Кипа листов, хлопнула на стол.
— Сенцов, у тебя что?
— Я завтра, — донеслось с последнего ряда.
— Ну-ну, — недоверчиво покачала головой преподавательница.
— Лозин?
— Я тоже завтра, — примерно оттуда же ответил, что и предыдущий.
— Свейко?
— Я завтра, Тамара Николаевна.
— Сколько я уже этих завтраков видела, — Чащина погрозила пальцем.
— И Усова, — женщина посмотрела на девушку. — Наташа, завтра принесешь?
Усова сидела с изумленным видом, до нее видно не сразу дошло, она медленно встала.

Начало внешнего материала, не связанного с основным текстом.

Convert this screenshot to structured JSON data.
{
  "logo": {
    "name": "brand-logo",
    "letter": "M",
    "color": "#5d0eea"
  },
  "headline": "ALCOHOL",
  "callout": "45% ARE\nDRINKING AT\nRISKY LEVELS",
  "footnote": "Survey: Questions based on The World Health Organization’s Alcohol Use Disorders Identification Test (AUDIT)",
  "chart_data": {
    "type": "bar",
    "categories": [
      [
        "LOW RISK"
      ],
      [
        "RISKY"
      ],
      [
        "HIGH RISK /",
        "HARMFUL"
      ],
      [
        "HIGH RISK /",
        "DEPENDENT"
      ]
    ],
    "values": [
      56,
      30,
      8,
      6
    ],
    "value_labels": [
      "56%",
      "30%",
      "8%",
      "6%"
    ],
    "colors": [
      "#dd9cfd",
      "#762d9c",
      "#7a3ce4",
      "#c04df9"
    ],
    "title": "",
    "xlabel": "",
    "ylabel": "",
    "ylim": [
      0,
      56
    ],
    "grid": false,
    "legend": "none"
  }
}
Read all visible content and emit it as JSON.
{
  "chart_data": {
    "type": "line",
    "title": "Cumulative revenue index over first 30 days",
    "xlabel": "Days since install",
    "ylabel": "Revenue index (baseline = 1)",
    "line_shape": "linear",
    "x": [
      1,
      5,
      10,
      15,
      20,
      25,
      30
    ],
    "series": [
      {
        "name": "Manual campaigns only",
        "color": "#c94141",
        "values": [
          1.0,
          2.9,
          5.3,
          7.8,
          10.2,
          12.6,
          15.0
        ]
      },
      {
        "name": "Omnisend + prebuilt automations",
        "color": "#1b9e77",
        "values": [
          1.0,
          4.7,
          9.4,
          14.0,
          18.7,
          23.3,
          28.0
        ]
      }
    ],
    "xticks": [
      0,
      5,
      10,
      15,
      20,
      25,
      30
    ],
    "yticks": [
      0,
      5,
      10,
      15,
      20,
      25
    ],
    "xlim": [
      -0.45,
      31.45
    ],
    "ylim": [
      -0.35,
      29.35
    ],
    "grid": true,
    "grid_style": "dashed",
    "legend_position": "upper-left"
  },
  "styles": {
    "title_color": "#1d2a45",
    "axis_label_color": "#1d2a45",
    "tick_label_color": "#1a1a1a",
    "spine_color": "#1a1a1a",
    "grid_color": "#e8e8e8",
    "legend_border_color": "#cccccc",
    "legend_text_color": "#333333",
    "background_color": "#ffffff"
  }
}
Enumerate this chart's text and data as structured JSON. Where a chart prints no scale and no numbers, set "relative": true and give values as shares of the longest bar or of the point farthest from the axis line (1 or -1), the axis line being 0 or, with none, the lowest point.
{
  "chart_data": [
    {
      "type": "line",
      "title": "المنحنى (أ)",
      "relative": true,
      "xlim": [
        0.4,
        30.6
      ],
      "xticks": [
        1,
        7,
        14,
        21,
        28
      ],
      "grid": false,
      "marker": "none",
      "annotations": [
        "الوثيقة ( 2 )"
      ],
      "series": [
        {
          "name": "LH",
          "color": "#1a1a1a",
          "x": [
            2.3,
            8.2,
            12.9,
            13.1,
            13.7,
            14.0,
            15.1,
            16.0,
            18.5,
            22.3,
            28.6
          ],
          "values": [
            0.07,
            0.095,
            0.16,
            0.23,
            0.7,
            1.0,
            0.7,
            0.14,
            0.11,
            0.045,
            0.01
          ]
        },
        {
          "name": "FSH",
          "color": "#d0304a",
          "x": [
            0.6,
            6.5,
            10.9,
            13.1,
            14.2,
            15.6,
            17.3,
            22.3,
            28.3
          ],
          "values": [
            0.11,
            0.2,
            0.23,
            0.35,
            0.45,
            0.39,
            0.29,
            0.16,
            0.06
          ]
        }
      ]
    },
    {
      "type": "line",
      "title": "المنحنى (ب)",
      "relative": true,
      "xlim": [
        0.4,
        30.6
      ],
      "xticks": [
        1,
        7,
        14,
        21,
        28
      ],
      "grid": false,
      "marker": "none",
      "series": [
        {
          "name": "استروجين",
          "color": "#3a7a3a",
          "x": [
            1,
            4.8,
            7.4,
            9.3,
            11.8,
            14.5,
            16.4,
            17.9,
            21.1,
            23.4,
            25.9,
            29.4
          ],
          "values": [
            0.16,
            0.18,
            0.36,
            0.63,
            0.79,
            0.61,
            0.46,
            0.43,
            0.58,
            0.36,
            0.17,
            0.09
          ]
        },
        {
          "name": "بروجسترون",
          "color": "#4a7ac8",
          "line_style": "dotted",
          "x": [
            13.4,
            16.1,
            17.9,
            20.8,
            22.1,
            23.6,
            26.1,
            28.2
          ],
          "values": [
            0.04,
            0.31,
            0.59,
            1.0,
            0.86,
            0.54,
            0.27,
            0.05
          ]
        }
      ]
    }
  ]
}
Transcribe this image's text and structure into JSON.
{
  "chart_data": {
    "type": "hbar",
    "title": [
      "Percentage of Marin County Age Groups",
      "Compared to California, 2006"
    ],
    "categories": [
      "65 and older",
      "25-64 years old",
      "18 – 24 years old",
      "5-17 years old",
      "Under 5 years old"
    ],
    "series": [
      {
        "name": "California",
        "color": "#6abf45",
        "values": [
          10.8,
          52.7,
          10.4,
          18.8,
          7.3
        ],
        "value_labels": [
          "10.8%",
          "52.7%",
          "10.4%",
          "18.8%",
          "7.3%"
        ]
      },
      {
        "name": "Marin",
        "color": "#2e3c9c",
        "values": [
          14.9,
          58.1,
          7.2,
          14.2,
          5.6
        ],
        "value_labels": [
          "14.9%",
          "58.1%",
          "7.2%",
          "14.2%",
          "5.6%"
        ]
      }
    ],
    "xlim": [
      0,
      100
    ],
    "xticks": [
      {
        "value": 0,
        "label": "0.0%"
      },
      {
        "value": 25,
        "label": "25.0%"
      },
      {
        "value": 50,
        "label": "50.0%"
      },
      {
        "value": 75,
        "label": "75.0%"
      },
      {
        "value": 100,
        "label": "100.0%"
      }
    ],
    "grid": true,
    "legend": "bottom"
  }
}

— Тамара Николаевна, но я сдавала! Вчера еще! — в ее голосе проскальзывала паника.
— Наташа, если бы сдавала, она бы лежала. Нет твоей работы, — намного мягче, чем сказала бы это, например мне, пояснила преподавательница.
— Но я точно сдавала! — в голосе проскользнула паника.
— Ладно, посмотрю, садись, — сказала Чащина.
На Усову будто ведро воды вылили, ледяной. Прямо так льдом, куском грохнули. И ведро сверху. Даже ее кудряшки, казалось, начали выпрямляться. Она в растерянности обернулась на Васю. А тот сидел удивленный не меньше.
— Вот работы я возвращаю. Нужно будет устранить замечания и сдать.
Чащина встала и положила наши работы на первую парту.
— Раздайте, — кивнула она Ирине, нашей старосте, чуть полноватой девушке, избранной на эту должность по принципу «только не я», и как раз сидящей за этой самой партой.
Как обычно, моя, вернулась. Листнул. Понятно «Цифры не по ГОСТу!», «Где промежуточный расчет». Ладно, фигня. Специально листы с расчетом не положил. Знал, что докопается, так пусть хоть до того, к чему я готов.
А Вася сидел, как будто перед ним бомбу положили. Двинешься и взорвешься. Молится наверно.
Дрожащими руками он перелистнул страницу. Хорошо, что варианта всего три было. По количеству рядов. А эта Наташа на нашем сидит. Сразу я как-то не подумал.
— Успел? — спросил я его.
Он посмотрел на меня ошарашенными глазами.
— Как это? Я же… а вот…, - у него просто дар речи пропал.